3 Bright Young Stars To Know From London Fashion Week

There is a lot to be said for young talent in the design world, especially when it comes to those looking to break into the London fashion scene. More so than the other mainstays (Paris, Milan, and New York), the focus on who's next, who's going to disrupt the mold, and who's creating clothing that isn't just fabric, but true art, sits heavily.

This notion was no more true than in the glorious stone hall of the Tate Britain early saturday morning, where three young stars — Richard Malone, Caitlin Price, and A.V. Robertson — were poised to host their first full-fledged runway shows. All received critical and commercial acclaim last season, winning the unofficial award of most 'grammed presentations. But how would their vision translate at such a grand setting for Lulu Kennedy's fall/winter 2016 Fashion East event?
First up was Richard Malone, making his second Fashion East outing. The opening look — a heavy, knitted pinafore dress that swept the ground — set the tone. Swimming-pool blues and sunshine yellows were the colors of choice, laid out in Brighton beach deck-chair stripes. It was a rather summery affair in all, but the technical yarns and layering made the collection a feasible winter offering. And hey, this is fashion, after all, and practicality rarely comes into play.

We were particularly taken, though, by the gentle ruffles on the backs of the garments, offering a cheeky peek of flesh; the turquoise zebra prints (inspired by Malone's godmother's outfit choice for his Holy Communion); and the modern, woolly fisherman overalls. Malone, a recipient of the LVMH Grand Prix scholarship, knows how to create an elegant and refined edit (as well as some seriously covetable footwear). There's no doubt those snowy white booties will be everywhere come next January.
Next was designer Caitlin Price. Having made a name for herself with super-luxe tracksuit-inspired clubwear, she presented a collection that was deeply enmeshed in nostalgia for London's early noughties garage scene. As the first model stepped out to Burial with a facial piercing, bare midriff, and track pants paired with a pink bustier, we saw Price take what she does best to the next level.

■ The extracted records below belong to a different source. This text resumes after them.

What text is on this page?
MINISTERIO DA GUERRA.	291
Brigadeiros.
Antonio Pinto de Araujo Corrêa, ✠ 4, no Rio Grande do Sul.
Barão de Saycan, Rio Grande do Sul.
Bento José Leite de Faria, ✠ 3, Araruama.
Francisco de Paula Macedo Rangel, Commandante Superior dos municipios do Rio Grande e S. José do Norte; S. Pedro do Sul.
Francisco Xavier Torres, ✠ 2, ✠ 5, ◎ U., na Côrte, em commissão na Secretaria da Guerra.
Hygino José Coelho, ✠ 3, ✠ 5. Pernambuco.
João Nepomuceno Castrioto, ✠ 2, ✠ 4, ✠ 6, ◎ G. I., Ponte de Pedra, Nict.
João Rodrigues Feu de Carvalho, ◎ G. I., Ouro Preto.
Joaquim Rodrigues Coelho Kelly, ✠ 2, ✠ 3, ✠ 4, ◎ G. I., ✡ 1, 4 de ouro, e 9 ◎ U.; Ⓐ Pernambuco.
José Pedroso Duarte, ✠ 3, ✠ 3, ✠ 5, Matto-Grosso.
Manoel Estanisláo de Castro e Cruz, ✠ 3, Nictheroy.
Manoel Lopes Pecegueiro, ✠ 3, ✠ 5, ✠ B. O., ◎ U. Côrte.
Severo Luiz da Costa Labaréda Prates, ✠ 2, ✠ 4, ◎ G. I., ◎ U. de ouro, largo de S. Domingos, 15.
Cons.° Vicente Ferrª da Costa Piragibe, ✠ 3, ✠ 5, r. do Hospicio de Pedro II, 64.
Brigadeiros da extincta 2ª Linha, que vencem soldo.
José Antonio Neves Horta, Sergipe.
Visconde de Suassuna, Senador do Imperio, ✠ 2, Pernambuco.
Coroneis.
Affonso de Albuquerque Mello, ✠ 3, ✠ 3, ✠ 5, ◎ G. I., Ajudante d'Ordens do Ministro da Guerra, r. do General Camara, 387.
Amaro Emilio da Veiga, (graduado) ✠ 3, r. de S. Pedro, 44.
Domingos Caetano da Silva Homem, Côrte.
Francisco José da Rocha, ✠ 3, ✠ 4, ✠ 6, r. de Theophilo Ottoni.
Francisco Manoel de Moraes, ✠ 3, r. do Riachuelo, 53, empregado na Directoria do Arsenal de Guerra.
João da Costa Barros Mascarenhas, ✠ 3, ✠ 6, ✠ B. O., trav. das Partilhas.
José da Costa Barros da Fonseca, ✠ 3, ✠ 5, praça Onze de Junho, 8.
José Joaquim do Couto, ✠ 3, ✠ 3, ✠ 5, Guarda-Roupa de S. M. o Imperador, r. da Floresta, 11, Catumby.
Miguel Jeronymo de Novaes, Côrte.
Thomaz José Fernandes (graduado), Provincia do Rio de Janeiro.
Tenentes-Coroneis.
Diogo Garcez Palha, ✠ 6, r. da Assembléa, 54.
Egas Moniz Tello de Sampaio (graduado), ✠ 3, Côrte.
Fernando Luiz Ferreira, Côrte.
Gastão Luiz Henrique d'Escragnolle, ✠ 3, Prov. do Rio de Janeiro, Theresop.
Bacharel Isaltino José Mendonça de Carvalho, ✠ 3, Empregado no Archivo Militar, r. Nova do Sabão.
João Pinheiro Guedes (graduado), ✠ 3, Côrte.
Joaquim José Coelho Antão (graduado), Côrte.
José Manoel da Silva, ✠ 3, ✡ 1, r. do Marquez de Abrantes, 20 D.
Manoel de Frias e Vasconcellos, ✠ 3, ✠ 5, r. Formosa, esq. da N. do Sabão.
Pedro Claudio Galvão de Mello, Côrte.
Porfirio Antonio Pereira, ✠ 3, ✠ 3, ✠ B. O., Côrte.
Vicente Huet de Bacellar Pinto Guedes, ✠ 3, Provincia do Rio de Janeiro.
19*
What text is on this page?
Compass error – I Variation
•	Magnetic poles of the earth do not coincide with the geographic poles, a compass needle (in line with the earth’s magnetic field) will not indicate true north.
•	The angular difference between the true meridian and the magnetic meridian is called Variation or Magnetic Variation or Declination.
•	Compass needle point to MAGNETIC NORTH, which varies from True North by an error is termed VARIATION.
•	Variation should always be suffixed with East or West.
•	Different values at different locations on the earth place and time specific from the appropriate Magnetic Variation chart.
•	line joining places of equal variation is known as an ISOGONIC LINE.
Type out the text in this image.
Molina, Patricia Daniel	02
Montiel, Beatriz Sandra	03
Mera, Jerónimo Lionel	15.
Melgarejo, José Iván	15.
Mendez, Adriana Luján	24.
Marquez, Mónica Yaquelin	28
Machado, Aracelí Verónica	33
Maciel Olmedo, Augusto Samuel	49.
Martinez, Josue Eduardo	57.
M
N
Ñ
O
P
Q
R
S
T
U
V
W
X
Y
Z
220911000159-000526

Flashes of colored silk and white fur adorned sportswear pieces and bubblegum pink jackets and skirts proved to be a cheeky take on the '90s office suit. The wonderfully cut black trousers with sashes dangling below and floor-dusting skirts arguably stole the show. As for the accessories, models carried mini bucket bags, wore Nikes, and had super-sized heart-shaped padlock necklaces (that looked like cartoonish versions of the Tiffany & Co. versions we pined for in middle school) tied around their necks.

The final look — a tongue-in-cheek take on a '90s bridal look — came in the form of a cropped white puffer jacket and billowing skirt. The image will, no doubt, flood your Instagram feed.
The last collection — and arguably the most anticipated (given the fact that Marc Jacobs was perched in the front row) — came courtesy of Amie Robertson, the designer behind A.V. Robertson and a protégé of Jacobs. With the help of top models Edie Campbell, Lineisy Montero, Anna Cleveland, Molly Bair, and Georgia May Jagger, she sent a gloriously glamorous girl down the runway with one simple message: Sit up and pay attention.

Inspired by extraterrestrial existence, the collection featured bold green knits, striped dresses and skirts with little embellishments, and purple satin blouses covered in a light dusting of "alien spores" (a.k.a. a cluster of winking crystals.) Despite the elegance factor, blazers hung off models' shoulders and tops gaped at the seams, presenting a kind of undone, disheveled magic.

With a collection (and It-Girl crew) like this, it's no surprise that Marc Jacobs nodded his head in approval. Well, he wasn't the only one who was impressed.